Your gut is home to trillions of bacteria, fungi, and other microbes—collectively called your microbiome. Think of them as tiny roommates. The good ones help you digest food, produce vitamins, regulate your immune system, and even make the neurotransmitters that affect your mood. The less helpful ones… well, they cause trouble when they get too comfortable.

The single most important thing you can do for your gut (and therefore your brain, because that gut‑brain axis is chatty) is to eat a wide variety of plant foods. Diversity is what the good bacteria thrive on. You don’t need to become a vegan or give up everything you love. You just need to invite more plants to the party.

Here is a comprehensive list of foods that feed your microbiome, organised so you can find what works for you.

— Jennie

🥦 Prebiotic Foods (The Fibre That Feeds the Good Bacteria)

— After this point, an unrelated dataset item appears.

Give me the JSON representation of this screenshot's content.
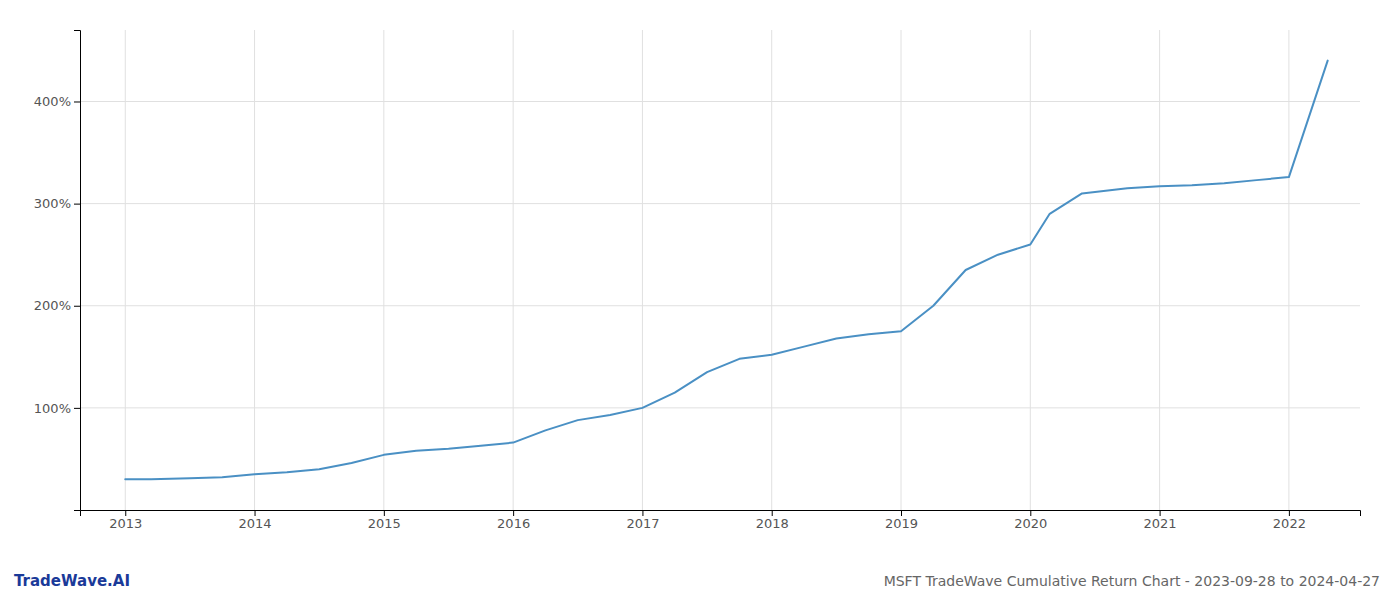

Prebiotics are types of fibre that your body can’t digest but your good gut bacteria absolutely love. They ferment these fibres to produce short‑chain fatty acids, which keep your gut lining healthy and reduce inflammation throughout your body. Variety is everything.

Vegetables

  • Jerusalem artichokes: One of the very best sources of inulin, a powerful prebiotic fibre. They have a sweet, nutty flavour when roasted.
  • Artichokes (globe): Also rich in inulin. The hearts are lovely in salads or blended into dips.
  • Asparagus: Another inulin superstar. Lightly steamed, roasted, or even shaved raw.
  • Onions: All types—red, white, spring, shallots. They’re packed with inulin and fructo‑oligosaccharides. Cook them low and slow for a sweeter flavour that’s gentler on a sensitive stomach.
  • Garlic: A prebiotic powerhouse. Just a small amount feeds the beneficial Bifidobacteria. If you struggle with raw garlic, roasted garlic is much kinder.
  • Leeks: Family of the onion, and another inulin hero. The green tops are lower in FODMAPs if you’re sensitive.
  • Chicory root: You’ll often see this as an ingredient in “high‑fibre” bars or as a coffee substitute. It’s one of the richest inulin sources.
  • Dandelion greens: Bitter, yes, but brilliant for your gut and liver. Sauté them with olive oil and a pinch of salt.
  • Jerusalem and globe artichokes deserve a second mention because they’re so effective.

Fruits

  • Bananas: Especially when they’re still slightly green. They contain resistant starch, which resists digestion in the small intestine and reaches the colon where bacteria feast on it.
  • Apples: Rich in pectin, a soluble fibre that feeds good bacteria and helps regular bowel movements. Eat the skin—that’s where a lot of the fibre lives.
  • Pears: Similarly high in pectin and gentle on the stomach. A ripe, juicy pear is one of the kindest things you can give a sensitive gut.
  • Berries: Blueberries, raspberries, strawberries, blackberries. They’re packed with polyphenols and fibre. Raspberries are especially fibrous.
  • Plums & Prunes: Famous for their digestive benefits. They contain sorbitol—a natural sugar alcohol that helps keep things moving. Start with a small portion if you’re not used to them.
  • Figs: Fresh or dried, they’re full of fibre and tiny seeds that support regularity.
  • Kiwi: Contains actinidin, an enzyme that aids protein digestion, plus soluble fibre.
  • Watermelon: It’s hydrating and contains a modest amount of prebiotic fibre, but it’s the water content that helps your entire digestive system flow.

Legumes

  • Lentils (all colours): Red, green, brown, Puy. They’re packed with galacto‑oligosaccharides, a type of prebiotic fibre. Red lentils are the gentlest introduction.
  • Chickpeas: The foundation of hummus, and a brilliant source of both prebiotic fibre and plant protein.
  • Black beans, kidney beans, pinto beans, cannellini beans, butter beans: All wonderful. The key is to rinse tinned beans well and introduce them slowly if your gut isn’t used to them.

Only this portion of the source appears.